Auf dem Plan stehen etwa eine engere Anbindung an Visual Studio 2005, ein sogenanntes «Desired State» Monitoring und Performance-Modelling-Fähigkeiten, die laut Microsoft bislang noch von keinem Managementprodukt abgedeckt werden. Da für DSI geschriebene Komponenten Informationen über ihre Abhängigkeiten zu anderen Komponenten enthalten, wird die nächste System-Center-Version «Root Cause»-Analysen ermöglichen, über die sich ermitteln lässt, welches Ereignis (z.B. Fehlfunktion einer Komponente oder Änderung der Konfiguration) für eine Performance-Einbruch oder einen Ausfall verantwortlich war. System Center V2 wird in etwa zum selben Zeitpunkt (2007) wie Longhorn Server auf den Markt kommen. SMS V4, das unter anderem für das Deployment von Office 12 und Windows Vista ausgelegt sein wird, kommt gegen Ende 2006. Etwa für denselben Zeitraum ist auch MOM V3 geplant, das anstelle des reinen Server- neu ein serviceorientiertes Monitoring-Modell erhalten wird.
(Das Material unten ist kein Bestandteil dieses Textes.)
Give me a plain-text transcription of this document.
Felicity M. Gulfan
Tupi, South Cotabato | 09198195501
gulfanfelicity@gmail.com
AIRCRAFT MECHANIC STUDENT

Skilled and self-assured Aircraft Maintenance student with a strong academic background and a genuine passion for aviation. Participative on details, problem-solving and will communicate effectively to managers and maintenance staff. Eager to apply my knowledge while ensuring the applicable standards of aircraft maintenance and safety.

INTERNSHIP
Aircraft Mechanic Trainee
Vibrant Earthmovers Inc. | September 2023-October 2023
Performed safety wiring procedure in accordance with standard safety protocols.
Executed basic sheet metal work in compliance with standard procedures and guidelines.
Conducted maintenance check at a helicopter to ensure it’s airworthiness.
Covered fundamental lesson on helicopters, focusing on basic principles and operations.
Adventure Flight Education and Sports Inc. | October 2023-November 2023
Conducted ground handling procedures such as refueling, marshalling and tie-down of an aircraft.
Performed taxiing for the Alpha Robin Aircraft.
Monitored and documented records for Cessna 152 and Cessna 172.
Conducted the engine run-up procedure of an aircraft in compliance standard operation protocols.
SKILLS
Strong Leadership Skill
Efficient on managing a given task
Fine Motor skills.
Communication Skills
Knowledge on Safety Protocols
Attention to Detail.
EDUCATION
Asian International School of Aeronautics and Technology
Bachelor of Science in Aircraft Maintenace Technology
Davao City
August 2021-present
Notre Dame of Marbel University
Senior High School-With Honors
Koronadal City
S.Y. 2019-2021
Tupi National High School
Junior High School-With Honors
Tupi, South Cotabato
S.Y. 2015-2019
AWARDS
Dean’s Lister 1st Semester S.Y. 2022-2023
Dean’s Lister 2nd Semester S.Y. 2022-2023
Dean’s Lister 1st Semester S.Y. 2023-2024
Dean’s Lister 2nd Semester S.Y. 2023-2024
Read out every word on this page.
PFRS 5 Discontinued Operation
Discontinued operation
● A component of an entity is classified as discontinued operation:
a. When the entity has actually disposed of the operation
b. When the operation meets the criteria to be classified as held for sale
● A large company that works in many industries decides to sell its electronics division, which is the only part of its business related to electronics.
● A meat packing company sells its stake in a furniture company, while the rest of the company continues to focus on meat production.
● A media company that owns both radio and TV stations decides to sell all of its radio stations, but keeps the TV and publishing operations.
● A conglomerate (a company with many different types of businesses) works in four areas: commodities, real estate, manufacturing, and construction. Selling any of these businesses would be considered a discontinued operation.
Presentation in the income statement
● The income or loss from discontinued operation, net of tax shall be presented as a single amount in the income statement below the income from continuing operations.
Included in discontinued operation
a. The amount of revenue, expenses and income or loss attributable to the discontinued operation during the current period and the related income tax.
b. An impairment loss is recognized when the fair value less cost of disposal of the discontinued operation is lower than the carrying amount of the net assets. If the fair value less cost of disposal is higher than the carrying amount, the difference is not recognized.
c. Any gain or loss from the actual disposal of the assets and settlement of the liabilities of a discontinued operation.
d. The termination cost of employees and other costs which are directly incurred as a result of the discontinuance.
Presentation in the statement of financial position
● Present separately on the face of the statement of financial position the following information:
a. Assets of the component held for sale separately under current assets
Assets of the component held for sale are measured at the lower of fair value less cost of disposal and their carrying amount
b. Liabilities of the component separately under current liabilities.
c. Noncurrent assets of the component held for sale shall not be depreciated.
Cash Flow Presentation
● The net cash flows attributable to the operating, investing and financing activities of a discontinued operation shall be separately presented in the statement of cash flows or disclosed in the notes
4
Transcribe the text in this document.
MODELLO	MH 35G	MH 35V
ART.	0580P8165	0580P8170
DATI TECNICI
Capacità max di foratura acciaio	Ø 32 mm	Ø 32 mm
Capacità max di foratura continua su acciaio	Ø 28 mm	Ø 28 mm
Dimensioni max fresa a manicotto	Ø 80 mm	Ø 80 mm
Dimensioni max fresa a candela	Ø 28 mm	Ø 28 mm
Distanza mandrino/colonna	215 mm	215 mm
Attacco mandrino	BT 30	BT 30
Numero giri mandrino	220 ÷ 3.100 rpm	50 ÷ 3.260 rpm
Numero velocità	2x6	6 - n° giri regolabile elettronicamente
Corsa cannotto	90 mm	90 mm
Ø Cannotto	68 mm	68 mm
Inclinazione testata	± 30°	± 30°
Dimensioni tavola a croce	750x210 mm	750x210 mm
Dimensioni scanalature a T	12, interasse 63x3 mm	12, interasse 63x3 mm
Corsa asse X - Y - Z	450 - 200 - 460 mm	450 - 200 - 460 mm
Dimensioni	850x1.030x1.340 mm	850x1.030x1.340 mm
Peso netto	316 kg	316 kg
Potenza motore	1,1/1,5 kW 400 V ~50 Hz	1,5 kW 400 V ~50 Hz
Eine wichtige Rolle in der Dynamic Systems Initiative nehmen auch die Windows-Betriebsysteme ein, da sie innerhalb einer verteilten Umgebung den Grossteil der Basisinfrastruktur zur Verfügung stellen. So plant Microsoft Windows Vista und Longhorn Server auf breiter Front für DSI zu optimieren. Dazu gehört etwa das Ausstatten aller Komponenten mit einem System Definition Model. Darauf basierend wird es komplett überarbeitete Management-Werkzeuge, wie ein neues Event Logging, einen aussagekräftigeren Performance Monitor oder die neue Management Console (MMC 3.0) geben, welche die Administration weiter vereinfachen sollen. Des weiteren zählt auch Virtual Server zum einem Kernprodukt der DSI-Strategie. So rechnen die Redmonder damit, dass in Zukunft eine Grosszahl von Anwendungen in virtuellen Umgebungen betrieben werden. Die Virtualisierung vereinfacht das Management von Systemen erheblich, etwa indem sie sich leichter replizieren und austauschen lassen. In DSI-Umgebungen sollen sich solche Vorgänge automatisieren und Systeme on-the-fly ersetzen lassen.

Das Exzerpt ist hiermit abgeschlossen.